Analyzing social media content through data flows
Complete this tutorial to use the Pega Platform™ text mining capabilities to analyze the text data that is posted on Facebook, Twitter, and YouTube through a data flow. By using data flows, you can extract large amounts of text data in real-time, process it with text analyzers, and save that data in a data set for further processing or analysis, for example, in NLP Sample, Pega's natural language processing application.
The NLP Sample application showcases the text analytics capabilities of Pega Platform. This application is available as an archive file that you can download and install. The application includes a portal and a sample text analyzer with text samples, taxonomies, and lexicons that you can explore or extend. For more information, see Exploring text analytics with the NLP Sample application.
Social media platforms contain unstructured data in the form of status messages, posts, comments, and so on. By analyzing this data, you can structure it and derive usable business information to deliver better services to customers and increase your customer base. For example, by tracking and analyzing tweets about your organization or your products, you can discover whether the customer response to the release of one of your products was positive or negative. By quickly detecting, responding to, and addressing your customers' needs and issues you can retain and grow your customer base.
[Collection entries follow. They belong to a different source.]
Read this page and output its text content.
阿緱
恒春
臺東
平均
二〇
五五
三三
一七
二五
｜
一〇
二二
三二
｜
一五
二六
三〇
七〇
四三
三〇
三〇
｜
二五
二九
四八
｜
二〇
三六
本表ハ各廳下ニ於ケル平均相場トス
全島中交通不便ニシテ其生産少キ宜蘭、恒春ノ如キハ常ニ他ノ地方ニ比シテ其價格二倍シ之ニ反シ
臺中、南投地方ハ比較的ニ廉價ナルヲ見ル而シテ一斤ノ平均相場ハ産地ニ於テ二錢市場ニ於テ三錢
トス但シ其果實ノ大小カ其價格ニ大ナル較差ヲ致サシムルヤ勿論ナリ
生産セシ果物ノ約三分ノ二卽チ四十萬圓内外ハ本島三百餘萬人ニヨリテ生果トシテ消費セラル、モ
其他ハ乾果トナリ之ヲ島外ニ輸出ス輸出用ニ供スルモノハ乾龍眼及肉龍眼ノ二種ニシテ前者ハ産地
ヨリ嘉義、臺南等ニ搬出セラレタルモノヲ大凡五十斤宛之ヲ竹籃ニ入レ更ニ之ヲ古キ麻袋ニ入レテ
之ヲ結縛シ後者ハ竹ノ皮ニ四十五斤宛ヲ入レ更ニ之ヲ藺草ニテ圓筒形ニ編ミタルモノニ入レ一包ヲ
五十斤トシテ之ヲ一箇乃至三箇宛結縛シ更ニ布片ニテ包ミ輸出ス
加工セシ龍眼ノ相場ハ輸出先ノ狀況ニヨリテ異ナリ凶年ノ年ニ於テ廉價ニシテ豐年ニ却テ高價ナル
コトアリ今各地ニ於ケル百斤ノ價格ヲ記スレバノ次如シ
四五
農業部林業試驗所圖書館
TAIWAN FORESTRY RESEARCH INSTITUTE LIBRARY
Pega Platform provides a collection of techniques that you can use to process and structure text data from social media platforms:
- Sentiment analysis – Detect and analyze the feelings (attitudes, emotions, and opinions) that characterize a unit of text, for example, to find out whether an online product review was positive or negative. Knowledge about customers' sentiments can be important. Customers are often influenced by opinions of others that they find online when they make buying decisions.
- Classification analysis – Assign one or more classes or categories to a text sample to make it easier to manage and sort. By classifying customer queries into various categories, the relevant information can be accessed more quickly, which increases the speed of customer support response times.
- Entity extraction analysis – Extract named entities from text data and assign the detected entities to predefined categories such as names of organizations, locations, people, quantities, or values. This type of analysis can help you track the activity of your customers and competitors or discover the products or features that customers comment on most often. You can combine entity extraction with sentiment analysis to detect whether the opinions about particular products or services are negative or positive.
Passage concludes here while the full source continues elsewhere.